Film Review – ‘Together’ is a Formidable Expression of the Pandemic Reality

Film Review – ‘Together’ is a Formidable Expression of the Pandemic Reality
TOGETHER - James McAvoy (HE) and Sharon Horgan (SHE) Arty Films Ltd. for BBC Film and BBC TWO Photographer: Peter Mountain / © Arty Films Ltd. 2021

Any major event in society has an impact on the media created during and after that time. The coronavirus pandemic happens to be a particularly long-running and all-encompassing feature of the present time that doesn’t seem to be going away anytime soon. It has already produced numerous shows about social distancing and remote connection, as well as films that deal with people trying to survive the danger and, frequently, idiocy of their neighbors and community members. Together is a film that falls distinctly within the genre but tackles its subject matter with a charged ferocity that gradually transforms into a more melancholy acceptance of a new reality.

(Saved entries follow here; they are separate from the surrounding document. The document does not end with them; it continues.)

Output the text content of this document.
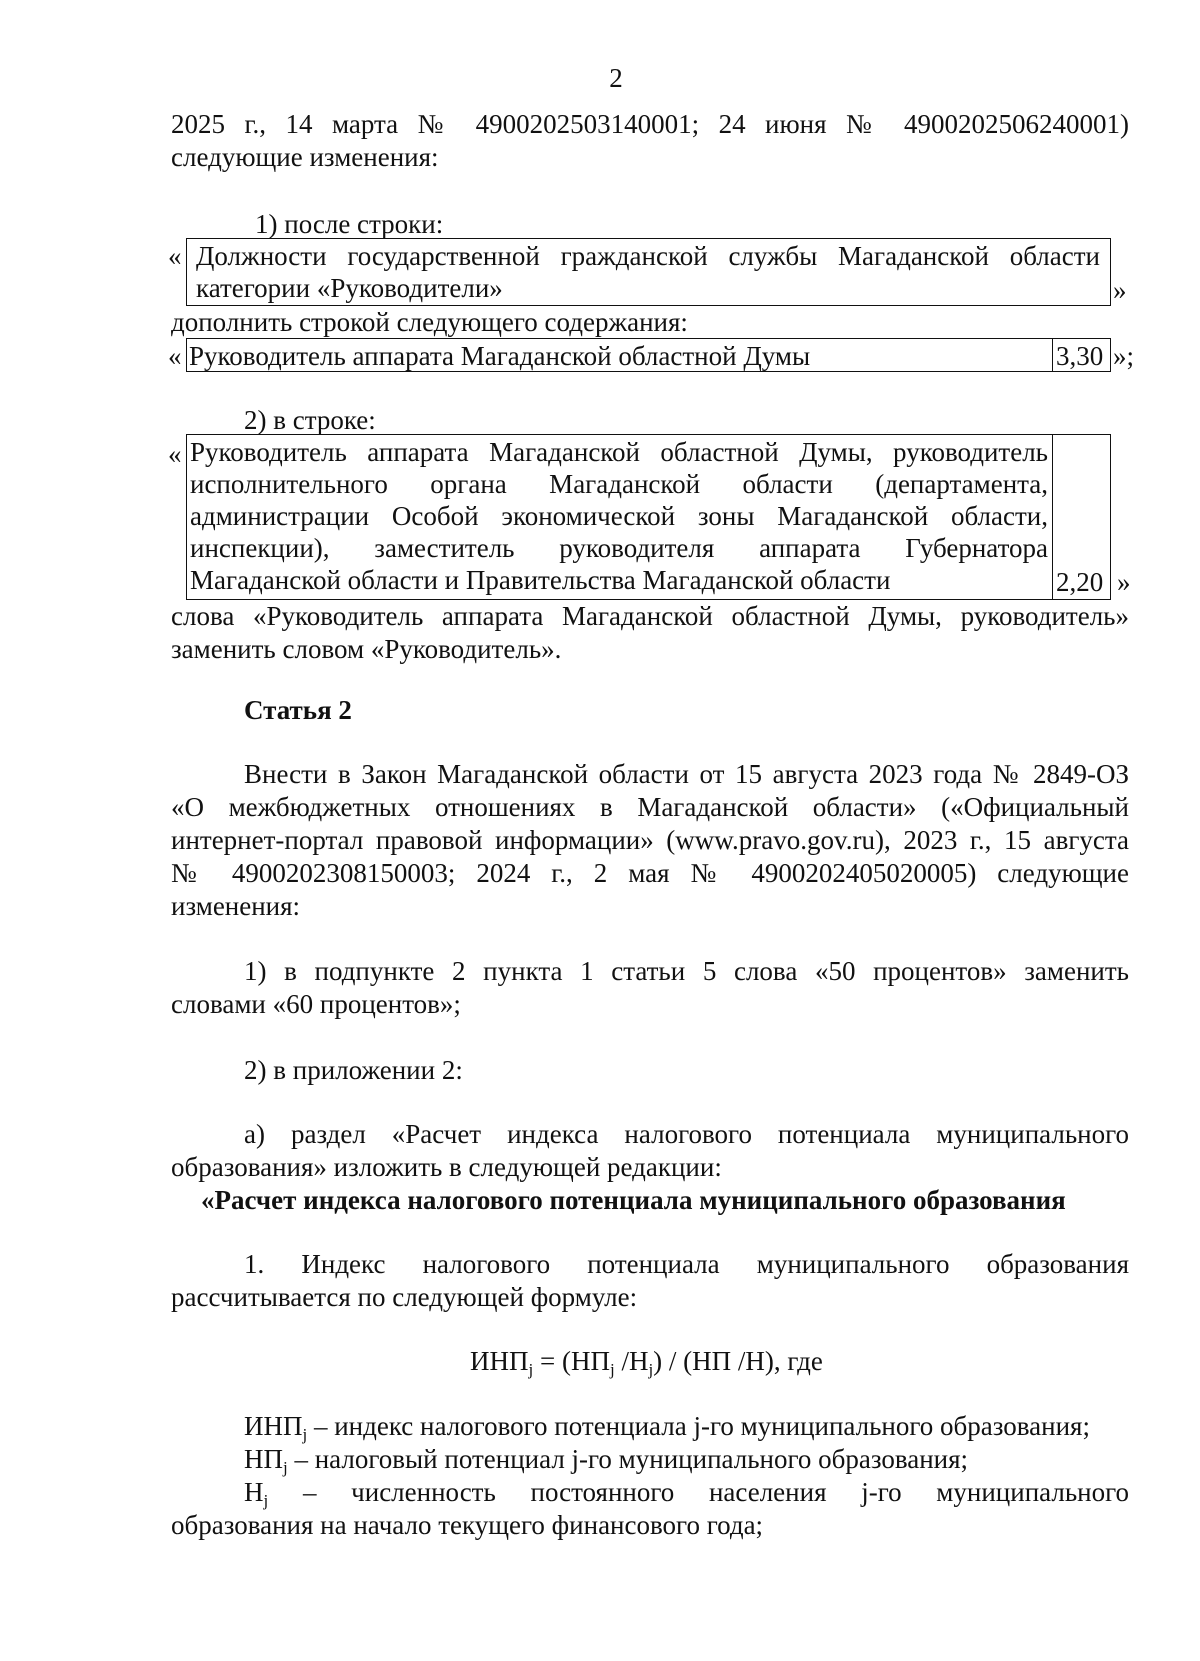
2
2025 г., 14 марта № 4900202503140001; 24 июня № 4900202506240001)
следующие изменения:
1) после строки:
« Должности государственной гражданской службы Магаданской области
категории «Руководители»	»
дополнить строкой следующего содержания:
« Руководитель аппарата Магаданской областной Думы	3,30 »;
2) в строке:
« Руководитель аппарата Магаданской областной Думы, руководитель
исполнительного органа Магаданской области (департамента,
администрации Особой экономической зоны Магаданской области,
инспекции), заместитель руководителя аппарата Губернатора
Магаданской области и Правительства Магаданской области	2,20 »
слова «Руководитель аппарата Магаданской областной Думы, руководитель»
заменить словом «Руководитель».
Статья 2
Внести в Закон Магаданской области от 15 августа 2023 года № 2849-ОЗ
«О межбюджетных отношениях в Магаданской области» («Официальный
интернет-портал правовой информации» (www.pravo.gov.ru), 2023 г., 15 августа
№ 4900202308150003; 2024 г., 2 мая № 4900202405020005) следующие
изменения:
1) в подпункте 2 пункта 1 статьи 5 слова «50 процентов» заменить
словами «60 процентов»;
2) в приложении 2:
а) раздел «Расчет индекса налогового потенциала муниципального
образования» изложить в следующей редакции:
«Расчет индекса налогового потенциала муниципального образования
1. Индекс налогового потенциала муниципального образования
рассчитывается по следующей формуле:
$ИНП_j = (НП_j$ $/Н_j) / (НП$ /Н), где
$ИНП_j$ – индекс налогового потенциала j-го муниципального образования;
$НП_j$ – налоговый потенциал j-го муниципального образования;
$Н_j$ – численность постоянного населения j-го муниципального
образования на начало текущего финансового года;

On March 24th, 2020, two very unhappily coupled people (James McAvoy and Sharon Horgan) prepare for a just-announced lockdown in London. They are united by a love for their young son, Artie (Samuel Logan), but by little else. They alternate between arguing with each other and directly addressing the camera to comment on how they’re taking the situation, expressing their disbelief about what’s happening to their country, who’s to blame, and how it only reinforces the other’s inferiority. As time goes on, their perspectives begin to change as tensions bubble over and become unbearable.

Sharon Horgan
TOGETHER – Sharon Horgan (SHE) Arty Films Ltd. for BBC Film and BBC TWO
Photographer: Peter Mountain / © Arty Films Ltd. 2021

This film begins in a very different way than it ends, which might itself be an apt metaphor for how people have evolved and changed their attitudes over the course of what has been a long and seemingly never-ending shift in norms of daily living. At first, the unnamed protagonists seem intent on hurting one another, lobbing insults that they know will sting because the state of the world gives them a reason to be even angrier than they already are. It doesn’t help that they dislike each other immensely, and that they would never have chosen to be quarantined together if they had any idea of how long it would last or any other alternative.

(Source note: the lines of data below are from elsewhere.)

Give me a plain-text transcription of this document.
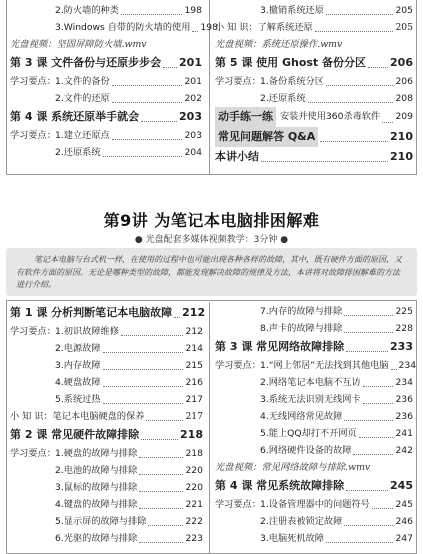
2.防火墙的种类	198
3.Windows 自带的防火墙的使用 198
光盘视频：坚固屏障防火墙.wmv
第 3 课 文件备份与还原步步会 201
学习要点：1.文件的备份	201
2.文件的还原	202
第 4 课 系统还原举手就会	203
学习要点：1.建立还原点	203
2.还原系统	204
3.撤销系统还原	205
小 知 识：了解系统还原	205
光盘视频：系统还原操作.wmv
第 5 课 使用 Ghost 备份分区 206
学习要点：1.备份系统分区	206
2.还原系统	208
动手练一练 安装并使用360杀毒软件 209
常见问题解答 Q&A	210
本讲小结	210
第9讲 为笔记本电脑排困解难
● 光盘配套多媒体视频教学：3分钟 ●
笔记本电脑与台式机一样，在使用的过程中也可能出现各种各样的故障，其中，既有硬件方面的原因，又有软件方面的原因。无论是哪种类型的故障，都能发现解决故障的规律及方法，本讲将对故障排困解难的方法进行介绍。
第 1 课 分析判断笔记本电脑故障 212
学习要点：1.初识故障维修	212
2.电源故障	214
3.内存故障	215
4.硬盘故障	216
5.系统过热	217
小 知 识：笔记本电脑硬盘的保养	217
第 2 课 常见硬件故障排除	218
学习要点：1.硬盘的故障与排除	218
2.电池的故障与排除	220
3.鼠标的故障与排除	220
4.键盘的故障与排除	221
5.显示屏的故障与排除	222
6.光驱的故障与排除	223
7.内存的故障与排除	225
8.声卡的故障与排除	228
第 3 课 常见网络故障排除	233
学习要点：1.“网上邻居”无法找到其他电脑 234
2.网络笔记本电脑不互访	234
3.系统无法识别无线网卡	236
4.无线网络常见故障	236
5.能上QQ却打不开网页	241
6.网络硬件设备的故障	242
光盘视频：常见网络故障与排除.wmv
第 4 课 常见系统故障排除	245
学习要点：1.设备管理器中的问题符号	245
2.注册表被锁定故障	246
3.电脑死机故障	247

As they spend time chastising each other for the political views they harbor and the way they hold others accountable, these two begin to see a bit more of the other’s world. Because they speak directly to the audience, it’s an immersive journey that feels deeply intimate and resonant. The fronts they put on slowly begin to fade away, and what’s underneath is just as fascinating, revealing raw emotion and a vulnerability that makes them richer and fuller characters.

James McAvoy
TOGETHER – James McAvoy (HE) Arty Films Ltd. for BBC Film and BBC TWO
Photographer: Peter Mountain / © Arty Films Ltd. 2021

This film comes from director Stephen Daldry, who has previously helmed Oscar-honored fare such as The Hours, The Reader, Billy Elliot, and Extremely Loud and Incredibly Close. Here, he achieves a similarly poignant and cinematic effect but with considerably less to work with, operating within a small space and resigned there, not even permitted brief outings like his characters get when they must run crucial errands. It’s no surprise that the script by Dennis Kelly was originally written has a play, but the unavailability of stages during the pandemic resulted in the fortuitous and successful pivot to film.

Shot over just ten days, the content here is simple but pointed, with no time wasted on the less interesting moments that come in between the emphatic dialogue. McAvoy and Horgan are marvelously paired, channeling fury and passion into the way they interact and express their characters through the fourth wall. While many projects have captured either the comedy or the devastation the pandemic has created for many, this one manages to achieve a masterful balance of both, charting the rollercoaster course from one to the other and back again. It’s an involving, unnerving experience, one that still feels all too real and relevant as a return to what was once normalcy looks ever more unlikely.

Grade: B+

Together opens in theaters on Friday, August 27th.